Project finance, inherently complex and characterized by extended gestation periods, necessitates a robust and harmonized regulatory framework. In this context, the Reserve Bank of India (RBI) has undertaken a comprehensive review of the existing prudential norms governing projects under implementation. The outcome of this review is the issuance of the Reserve Bank of India (Project Finance) Directions, 2025, which introduces a unified and strengthened regulatory structure applicable across all regulated entities (REs).
These Directions specifically address revisions related to the Date of Commencement of Commercial Operations (DCCO) and outline key regulatory expectations and provisions as follows:
Key Highlights of the Revised Directions:
- Principle-Based Stress Resolution Framework: Introduction of a principle-based regime for the resolution of stress in project finance exposures, harmonized across all regulated entities.
- DCCO Rationalisation: Revised norms permit DCCO extensions up to a maximum of:
- Three years for infrastructure projects, and
- Two years for non-infrastructure projects.
These extensions are allowed at the discretion of REs based on their commercial assessments, within the prescribed limits.
- Standard Asset Provisioning Norms for Under-Construction Projects:
- A uniform provisioning requirement of 1% has been prescribed for standard assets under construction.
- In cases of DCCO deferment, the provisioning requirement will escalate incrementally each quarter.
- For under-construction commercial real estate (CRE) exposures, the provisioning requirement will be slightly higher at 1.25%.
- Grandfathering of Existing Projects: Projects that have already achieved financial closure prior to the effective date will continue to be governed by the extant provisioning norms to ensure smooth implementation.
- Provisioning Norms During Operational Phase:
- CRE Projects: 1%
- CRE – Residential Housing (CRE-RH): 0.75%
- Other Operational Projects: 0.40%
A Pivotal Policy Shift in Project Finance Regulation
One of the most significant changes under the revised norms is the substantial reduction in provisioning requirements for under-construction infrastructure projects. While the RBI’s draft proposal issued in May 2024 had suggested a provisioning level of 5%, following extensive feedback and representation from lending institutions, the final norms have fixed this requirement at 1%. This revision is expected to alleviate the capital burden on lenders and foster a more conducive environment for project financing.
For operational projects, the provisioning requirement of 0.4% remains unchanged—lower than the 1% to 2.5% range proposed earlier. The updated guidelines also stipulate that loans for under-construction commercial real estate projects attract a higher provisioning of 1.25%.

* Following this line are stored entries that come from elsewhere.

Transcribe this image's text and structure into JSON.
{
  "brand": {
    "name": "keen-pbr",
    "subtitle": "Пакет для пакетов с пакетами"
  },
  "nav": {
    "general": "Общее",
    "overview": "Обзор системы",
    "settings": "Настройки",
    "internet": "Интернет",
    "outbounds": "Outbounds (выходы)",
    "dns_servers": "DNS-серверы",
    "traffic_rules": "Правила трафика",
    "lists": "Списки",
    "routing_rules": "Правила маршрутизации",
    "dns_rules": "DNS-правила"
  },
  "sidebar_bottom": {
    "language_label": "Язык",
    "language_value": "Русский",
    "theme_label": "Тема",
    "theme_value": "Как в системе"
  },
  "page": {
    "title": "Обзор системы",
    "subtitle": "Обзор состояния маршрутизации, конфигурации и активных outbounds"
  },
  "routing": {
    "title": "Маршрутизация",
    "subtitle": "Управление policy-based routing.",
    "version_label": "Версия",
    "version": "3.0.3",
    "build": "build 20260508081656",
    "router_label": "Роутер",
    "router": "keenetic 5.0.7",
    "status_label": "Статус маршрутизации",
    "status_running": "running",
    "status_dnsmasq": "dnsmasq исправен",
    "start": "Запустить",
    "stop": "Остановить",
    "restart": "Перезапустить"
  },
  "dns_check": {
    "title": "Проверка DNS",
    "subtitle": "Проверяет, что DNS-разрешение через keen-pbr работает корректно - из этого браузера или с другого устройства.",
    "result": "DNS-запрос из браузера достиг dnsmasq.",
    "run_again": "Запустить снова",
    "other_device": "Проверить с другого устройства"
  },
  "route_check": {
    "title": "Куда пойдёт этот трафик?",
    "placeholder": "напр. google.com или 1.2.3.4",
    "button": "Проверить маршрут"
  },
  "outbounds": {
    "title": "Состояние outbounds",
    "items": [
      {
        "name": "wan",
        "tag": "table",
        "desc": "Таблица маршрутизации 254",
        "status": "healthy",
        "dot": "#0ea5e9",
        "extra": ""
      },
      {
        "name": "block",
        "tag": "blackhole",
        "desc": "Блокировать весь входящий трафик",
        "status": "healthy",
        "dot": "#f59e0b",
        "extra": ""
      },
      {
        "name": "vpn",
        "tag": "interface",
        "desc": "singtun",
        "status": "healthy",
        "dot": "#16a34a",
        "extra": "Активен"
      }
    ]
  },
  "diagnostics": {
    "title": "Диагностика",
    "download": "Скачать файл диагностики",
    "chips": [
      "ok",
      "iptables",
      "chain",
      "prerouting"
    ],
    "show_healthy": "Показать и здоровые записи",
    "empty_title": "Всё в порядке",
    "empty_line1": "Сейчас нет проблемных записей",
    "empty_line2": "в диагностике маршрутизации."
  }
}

In addition, for large-scale projects where the aggregate exposure of all lenders exceeds ₹1,500 crore, the revised norms mandate a minimum exposure of ₹150 crore or 5% of total exposure (whichever is higher) per participating lender.
Conclusion
The RBI (Project Finance) Directions, 2025, effective from October 1, 2025, mark a significant evolution in the regulatory framework governing project finance. By reducing capital strain on banks and non-banking financial companies (NBFCs), the revised norms aim to facilitate efficient financing of infrastructure and industrial ventures while ensuring prudent risk oversight. The harmonised and principle-based approach enhances clarity and consistency across financial institutions, encouraging renewed momentum in India’s project finance ecosystem. The broadly positive market response reflects the importance of regulatory predictability and the potential for infrastructure-led economic growth under the revised framework.